Douglas A. McIntyre is the co-founder, chief executive officer and editor in chief of 24/7 Wall St. and 24/7 Tempo. He has held these jobs since 2006.

McIntyre has written thousands of articles for 24/7 Wall St. He is an expert on corporate finance, the automotive industry, media companies and international finance. He has edited articles on national demographics, sports, personal income and travel.

His work has been quoted or mentioned in The New York Times, The Wall Street Journal, Los Angeles Times, The Washington Post, NBC News, Time, The New Yorker, HuffPost USA Today, Business Insider, Yahoo, AOL, MarketWatch, The Atlantic, Bloomberg, New York Post, Chicago Tribune, Forbes, The Guardian and many other major publications. McIntyre has been a guest on CNBC, the BBC and television and radio stations across the country.

A magna cum laude graduate of Harvard College, McIntyre also was president of The Harvard Advocate. Founded in 1866, the Advocate is the oldest college publication in the United States.
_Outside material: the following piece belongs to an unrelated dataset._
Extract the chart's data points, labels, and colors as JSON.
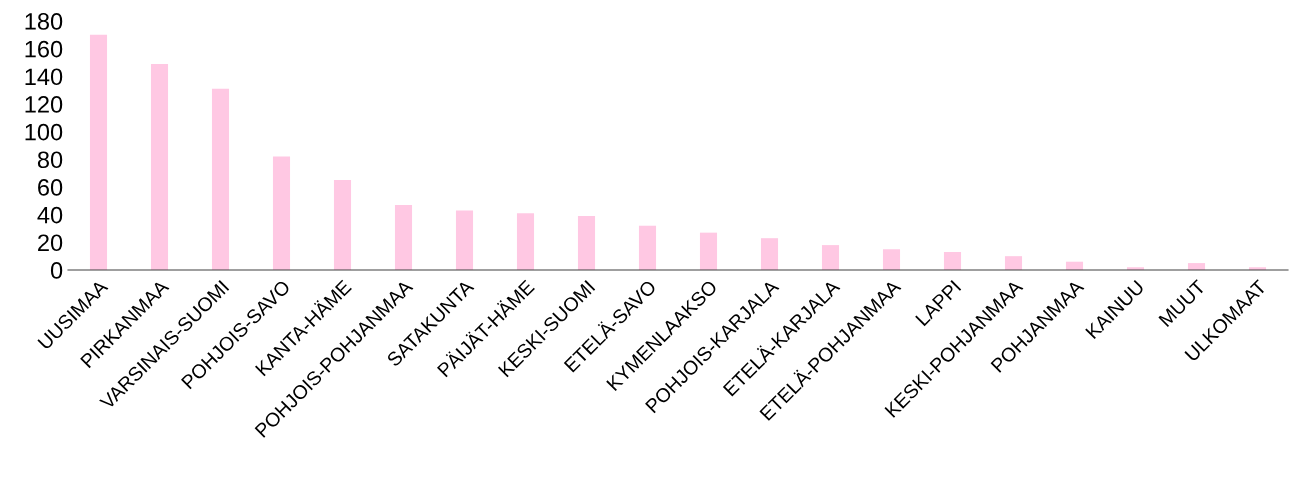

TheStreet.com, Comps.com and Edgar Online are some of the public companies for which McIntyre served on the board of directors. He was a Vicinity Corporation board member when the company was sold to Microsoft in 2002. He served on the audit committees of some of these companies.

McIntyre has been the CEO of FutureSource, a provider of trading terminals and news to commodities and futures traders. He was president of Switchboard, the online phone directory company. He served as chairman and CEO of On2 Technologies, the video compression company that provided video compression software for Adobe’s Flash. Google bought On2 in 2009.